La question de la construction de l’identité, en tant que femme noire, fait l’objet du film de Danielle Dean. Elle analyse les archives du BHV et des galeries Lafayette du 20e siècle pour en dégager les clichés et les images genrées, parfois racistes, associées au consumérisme. En découle Bazar, film tourné avec des femmes habitant en banlieue, s’accaparant des électroménagers afin d’en souligner la blancheur et interroger leurs influences dans la construction des identités.
Le projet d’Ève Chabanon, The Surplus of the non-producer, se rattache lui aussi à la question de l’identité, ou plutôt de la perte d’identité, notamment celle des migrants. L’installation, constituée d’une table penchée imitant le marbre, et d’un rideau en latex au pied duquel sont posés des bouquets de fleurs qui trempent dans des bouteilles d’eau en plastique, n’est que la partie visible d’un travail sur la problématique de l’emploi posée aux migrants et l’abandon de leur métier face à l’impossibilité de faire reconnaitre leurs compétences. La table massive, dont le plateau n’est pas plan, a été réalisée avec le stucateur Abou Dubaev rencontré par le biais d’une association pour la réinsertion professionnelle d’artisans réfugiés.

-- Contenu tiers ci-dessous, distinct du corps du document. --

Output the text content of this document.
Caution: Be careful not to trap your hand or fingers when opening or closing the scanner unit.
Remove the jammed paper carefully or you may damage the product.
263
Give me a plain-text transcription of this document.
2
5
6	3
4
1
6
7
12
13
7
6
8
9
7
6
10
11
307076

Elle se présente sous la forme d’une immense pierre-paysage. Comment, sans langage commun, inventer un paysage partagé par tous ? Alors qu’ils ne parlent pas la même langue, qu’ils ne peuvent échanger que de façon basique, l’artiste et le stucateur ont réalisé cette table à quatre mains, pensée comme table de conversation pour un film qui sera tourné une fois par semaine, dans l’espace d’exposition, avec des réfugiés syriens, les non-producers du titre de l’œuvre. Les bouquets posés au sol, ceinturés de rubans adhésifs orange évoquant l’urgence, sont des portraits d’eux-mêmes qu’ils ont réalisés avec une association, une façon de rendre visibles les identités de ces hommes et de ces femmes.
Claude Lefort disait qu’« en démocratie, le lieu du pouvoir est vide (1) ». Ce lieu doit rester vide pour pouvoir être habité par tous, en alternance. Les pratiques des artistes nous enjoignent donc à libérer ce centre du pouvoir. À ce titre, l’exposition, dont le décentrement est au cœur du sujet, pourrait sembler vouloir faire amende honorable pour un lieu dont l’hypercentralité — au cœur du 4earrondissement parisien — contredit quelque peu le propos inaugural. Cependant, son intérêt réside principalement dans l’importance accordée à la production de ces nouvelles pièces, la plupart réalisées dans les sous-sols de la Fondation. La spécificité du lieu, qui est aussi l’occasion de se décentrer par rapport à d’autres lieux d’exposition, est en effet d’avoir intégré une sorte de Fab Lab pour les artistes. Cet atelier de fabrication, pensé architecturalement comme le socle de ce nouveau lieu, affirme d’ailleurs que la production est plus centrale que l’exposition elle-même. Ici l’exposition est un flux dans lequel ce qui précède ou ce qui va suivre est aussi important que ce qui est montré. Ceux qui ne l’auront pas compris seront fort déçus.
Note
(1) Claude Lefort, L’Invention démocratique, Paris, Fayard, 1981, p. 174.